In 2016, G.fast looked very promising.
Thousands worked at developing and deploying.
It wasn't enough.
Most carriers are investing
in fiber or 5G instead.
Dark Blue: Firm commitments from incumbent: BT (10M), Belgacom, Australian NBN, Swisscom, Austria, Bezeq Israel, Chunghwa Taiwan, Telus Canada, Telekom South Africa, SK Korea, (U.S.) AT&T, Century, Frontier, Windstream, Belgium, Omantel
Mid Blue: Smaller carriers in Germany, Norway, Finland, Japan
- Published: 18 November 2014 18 November 2014
80+% of Brits live in single family houses, far fewer than several other European countries. BT and AT&T have natural small nodes, making 8-16 port boxes appropriate. G.fast has a profound problem in other territories, where far more people live in apartment buildings which cannot today be served with G.fast.
I first thought apartment buildings could be served by simply using multiple boxes At BBWF several told me the interference issues are insurmountable without vectoring. Vectoring 48 lines is impractical with today's chips. They don't have enough processing power and if they did there would be a heat problem.
BT has about ~4M "distribution points" on poles and underground. There's an average of ~8 customers connected, and only a few have more than 16 drops.

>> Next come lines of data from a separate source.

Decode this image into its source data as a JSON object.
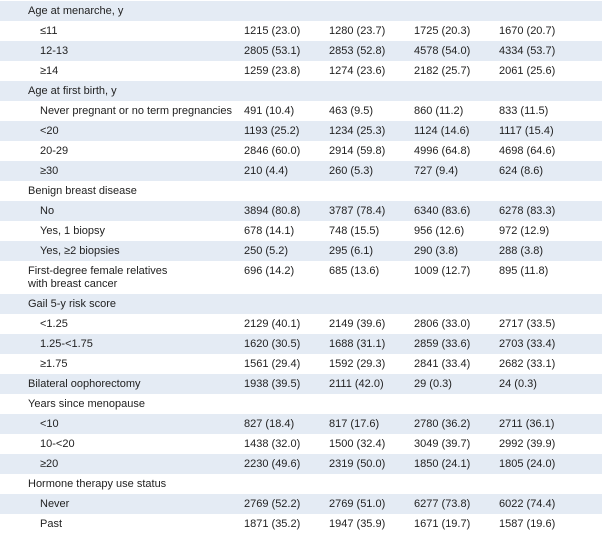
{
  "table": {
    "sections": [
      {
        "title": "Age at menarche, y",
        "rows": [
          [
            "≤11",
            "1215 (23.0)",
            "1280 (23.7)",
            "1725 (20.3)",
            "1670 (20.7)"
          ],
          [
            "12-13",
            "2805 (53.1)",
            "2853 (52.8)",
            "4578 (54.0)",
            "4334 (53.7)"
          ],
          [
            "≥14",
            "1259 (23.8)",
            "1274 (23.6)",
            "2182 (25.7)",
            "2061 (25.6)"
          ]
        ]
      },
      {
        "title": "Age at first birth, y",
        "rows": [
          [
            "Never pregnant or no term pregnancies",
            "491 (10.4)",
            "463 (9.5)",
            "860 (11.2)",
            "833 (11.5)"
          ],
          [
            "<20",
            "1193 (25.2)",
            "1234 (25.3)",
            "1124 (14.6)",
            "1117 (15.4)"
          ],
          [
            "20-29",
            "2846 (60.0)",
            "2914 (59.8)",
            "4996 (64.8)",
            "4698 (64.6)"
          ],
          [
            "≥30",
            "210 (4.4)",
            "260 (5.3)",
            "727 (9.4)",
            "624 (8.6)"
          ]
        ]
      },
      {
        "title": "Benign breast disease",
        "rows": [
          [
            "No",
            "3894 (80.8)",
            "3787 (78.4)",
            "6340 (83.6)",
            "6278 (83.3)"
          ],
          [
            "Yes, 1 biopsy",
            "678 (14.1)",
            "748 (15.5)",
            "956 (12.6)",
            "972 (12.9)"
          ],
          [
            "Yes, ≥2 biopsies",
            "250 (5.2)",
            "295 (6.1)",
            "290 (3.8)",
            "288 (3.8)"
          ]
        ]
      },
      {
        "title": "First-degree female relatives with breast cancer",
        "values": [
          "696 (14.2)",
          "685 (13.6)",
          "1009 (12.7)",
          "895 (11.8)"
        ]
      },
      {
        "title": "Gail 5-y risk score",
        "rows": [
          [
            "<1.25",
            "2129 (40.1)",
            "2149 (39.6)",
            "2806 (33.0)",
            "2717 (33.5)"
          ],
          [
            "1.25-<1.75",
            "1620 (30.5)",
            "1688 (31.1)",
            "2859 (33.6)",
            "2703 (33.4)"
          ],
          [
            "≥1.75",
            "1561 (29.4)",
            "1592 (29.3)",
            "2841 (33.4)",
            "2682 (33.1)"
          ]
        ]
      },
      {
        "title": "Bilateral oophorectomy",
        "values": [
          "1938 (39.5)",
          "2111 (42.0)",
          "29 (0.3)",
          "24 (0.3)"
        ]
      },
      {
        "title": "Years since menopause",
        "rows": [
          [
            "<10",
            "827 (18.4)",
            "817 (17.6)",
            "2780 (36.2)",
            "2711 (36.1)"
          ],
          [
            "10-<20",
            "1438 (32.0)",
            "1500 (32.4)",
            "3049 (39.7)",
            "2992 (39.9)"
          ],
          [
            "≥20",
            "2230 (49.6)",
            "2319 (50.0)",
            "1850 (24.1)",
            "1805 (24.0)"
          ]
        ]
      },
      {
        "title": "Hormone therapy use status",
        "rows": [
          [
            "Never",
            "2769 (52.2)",
            "2769 (51.0)",
            "6277 (73.8)",
            "6022 (74.4)"
          ],
          [
            "Past",
            "1871 (35.2)",
            "1947 (35.9)",
            "1671 (19.7)",
            "1587 (19.6)"
          ]
        ]
      }
    ]
  }
}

The typical distance from the drop to the customer is ~35 meters. Like any DSL deployment in the real world, some customers will be screwed because they happen to be far from the box.

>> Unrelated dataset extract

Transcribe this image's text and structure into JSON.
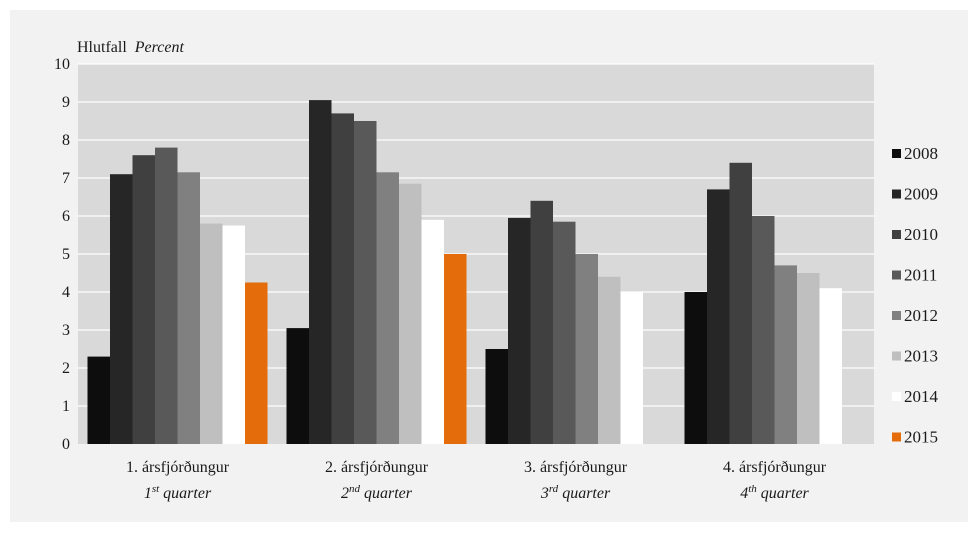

Trevor Linney of BT, working with Huawei, achieved speeds of 500-700 megabits in a test with Huawei. That's combined upstream and downstream. Distances were 19 metres to 66 metres.Trevor Linney has been a leader in G.fast development, making BT a pioneer.
Sckipio and Huawei/HiSilicon told me their design can be extended to 48 ports but gave no indication that will happen soon. Ikanos for two years has worked toward "full-node vectoring" so may have larger capacities. Ikanos chips aren't out the door yet.
BT speaks of 1 gigabit from G.fast. So does the ITU, Sckipio and U.S. FCC Chairman Wheeler. That's mostly marketing hype. They combine upstream and downstream speeds for a total. For two decades, nearly everyone has characterized systems by the downstream speed alone. Nearly all real deployments share binders with VDSL or other services. The spectrum they use, typically 23 MHz, is blocked from the G.fast DSLAM ("noted".) Other services, including radio, also require notching to prevent interference.
Alcatel's Paul Spruyt and others are more realistic, speaking of speeds of 600-800 megabits (combined.)